A review of available UNESCO Institute for Statistics (UIS) data shows a considerable amount of missing information, particularly for countries where the number of out-of-school children could potentially be quite high given their recent history (for instance, Haiti, Sierra Leone, South Sudan and Sudan). For some countries, including Bangladesh and the Democratic Republic of the Congo, the figures factored into the global estimate are not published, and the most recent figures available from UIS are more than a decade old (1990–1995). This situation could be amended with greater inclusion of household survey data, which are currently used sporadically, if at all. The Global Initiative on Out-of-School Children has already started a review of all available sources of information for several countries, as well as for the Latin America and the Caribbean region, although data have yet to be integrated into the UIS Data Centre or the UIS e-Atlas on Out-of-School Children.

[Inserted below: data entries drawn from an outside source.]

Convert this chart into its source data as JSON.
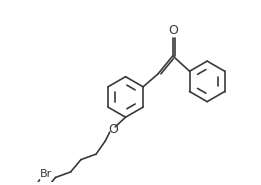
{
  "bg": "#ffffff",
  "lc": "#3a3a3a",
  "lw": 1.2,
  "fs": 7.5,
  "tc": "#3a3a3a",
  "label_Br": "Br",
  "label_O": "O",
  "xlim": [
    0,
    10.5
  ],
  "ylim": [
    0,
    7.2
  ]
}
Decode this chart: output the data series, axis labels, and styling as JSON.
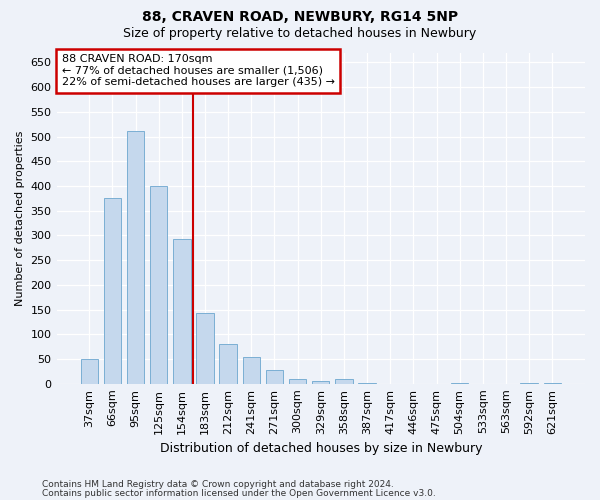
{
  "title": "88, CRAVEN ROAD, NEWBURY, RG14 5NP",
  "subtitle": "Size of property relative to detached houses in Newbury",
  "xlabel": "Distribution of detached houses by size in Newbury",
  "ylabel": "Number of detached properties",
  "categories": [
    "37sqm",
    "66sqm",
    "95sqm",
    "125sqm",
    "154sqm",
    "183sqm",
    "212sqm",
    "241sqm",
    "271sqm",
    "300sqm",
    "329sqm",
    "358sqm",
    "387sqm",
    "417sqm",
    "446sqm",
    "475sqm",
    "504sqm",
    "533sqm",
    "563sqm",
    "592sqm",
    "621sqm"
  ],
  "values": [
    50,
    375,
    512,
    400,
    293,
    143,
    80,
    55,
    28,
    9,
    5,
    10,
    2,
    0,
    0,
    0,
    2,
    0,
    0,
    1,
    1
  ],
  "bar_color": "#c5d8ed",
  "bar_edge_color": "#7bafd4",
  "vline_color": "#cc0000",
  "annotation_text": "88 CRAVEN ROAD: 170sqm\n← 77% of detached houses are smaller (1,506)\n22% of semi-detached houses are larger (435) →",
  "annotation_box_color": "#ffffff",
  "annotation_box_edge_color": "#cc0000",
  "ylim": [
    0,
    670
  ],
  "yticks": [
    0,
    50,
    100,
    150,
    200,
    250,
    300,
    350,
    400,
    450,
    500,
    550,
    600,
    650
  ],
  "footnote1": "Contains HM Land Registry data © Crown copyright and database right 2024.",
  "footnote2": "Contains public sector information licensed under the Open Government Licence v3.0.",
  "background_color": "#eef2f9",
  "grid_color": "#ffffff",
  "title_fontsize": 10,
  "subtitle_fontsize": 9,
  "axis_label_fontsize": 9,
  "ylabel_fontsize": 8,
  "tick_fontsize": 8,
  "footnote_fontsize": 6.5,
  "bar_width": 0.75,
  "vline_x_index": 5
}
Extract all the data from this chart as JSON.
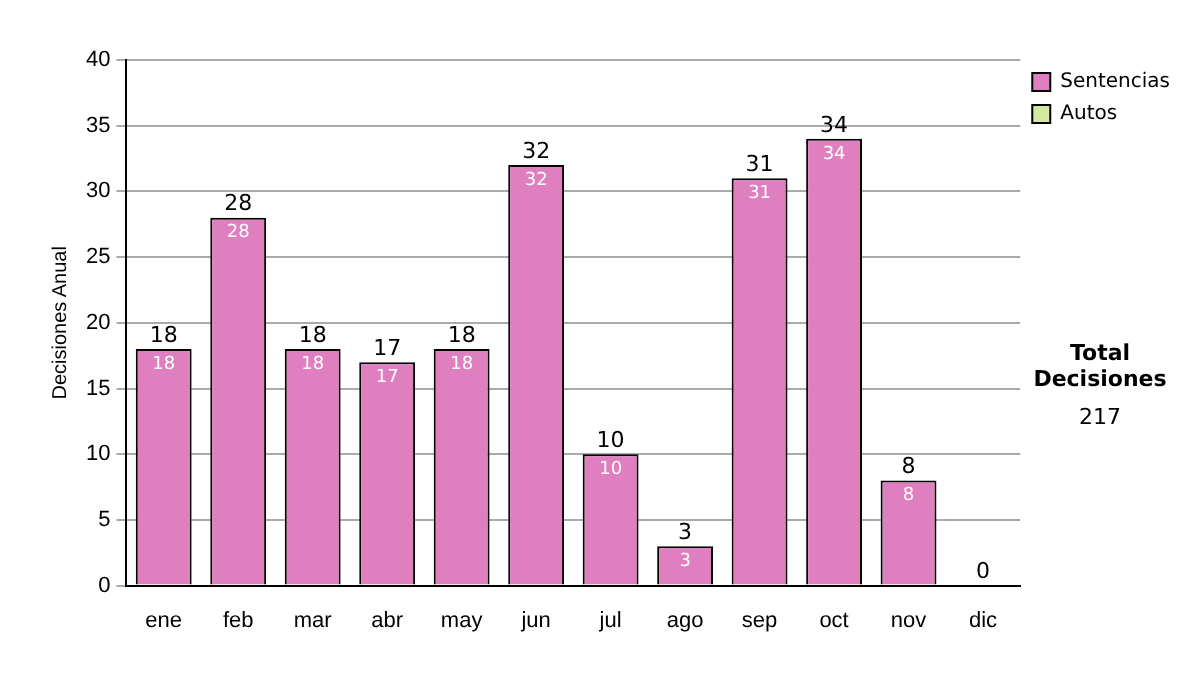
{
  "chart_data": {
    "type": "bar",
    "stacked": true,
    "ylabel": "Decisiones Anual",
    "categories": [
      "ene",
      "feb",
      "mar",
      "abr",
      "may",
      "jun",
      "jul",
      "ago",
      "sep",
      "oct",
      "nov",
      "dic"
    ],
    "series": [
      {
        "name": "Sentencias",
        "color": "#e07fbf",
        "values": [
          18,
          28,
          18,
          17,
          18,
          32,
          10,
          3,
          31,
          34,
          8,
          0
        ],
        "value_labels": [
          "18",
          "28",
          "18",
          "17",
          "18",
          "32",
          "10",
          "3",
          "31",
          "34",
          "8",
          null
        ]
      },
      {
        "name": "Autos",
        "color": "#d4e8a0",
        "values": [
          0,
          0,
          0,
          0,
          0,
          0,
          0,
          0,
          0,
          0,
          0,
          0
        ]
      }
    ],
    "totals": [
      "18",
      "28",
      "18",
      "17",
      "18",
      "32",
      "10",
      "3",
      "31",
      "34",
      "8",
      "0"
    ],
    "ylim": [
      0,
      40
    ],
    "yticks": [
      0,
      5,
      10,
      15,
      20,
      25,
      30,
      35,
      40
    ],
    "grid": "y",
    "legend": "right",
    "annotations": [
      "Total Decisiones",
      "217"
    ]
  }
}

Use of multiple data sources, however, raises the issue of data discrepancy across sources. A review conducted by EPDC as part of the report revealed that school participation rates may vary dramatically across administrative (school census) and household survey or national census data. Although the issue of data discrepancies is inherently complex and requires in-depth review of each case, there are aspects that can be tackled more easily. One way to make cross-national data comparable is to measure the number of out-of-school children by age group, rather than by class level. Measuring education access for children ages 7–14, as EPDC proposes in its report, would allow for comparable data and refocus attention on the need for all children to have access to quality education — not just those falling in the primary-level age brackets.

We recognize that a precise number of out-of-school children may not be attainable at this time and that improving data quality and timeliness requires substantial investment of resources and time. It is important that education stakeholders and analysts are aware of data gaps, discrepancies, consistency concerns and the caveats with which available information must be used. Data quality is everyone’s concern. We believe that a concerted effort in establishing and maintaining reliable metrics of school participation is an essential element of achieving global success.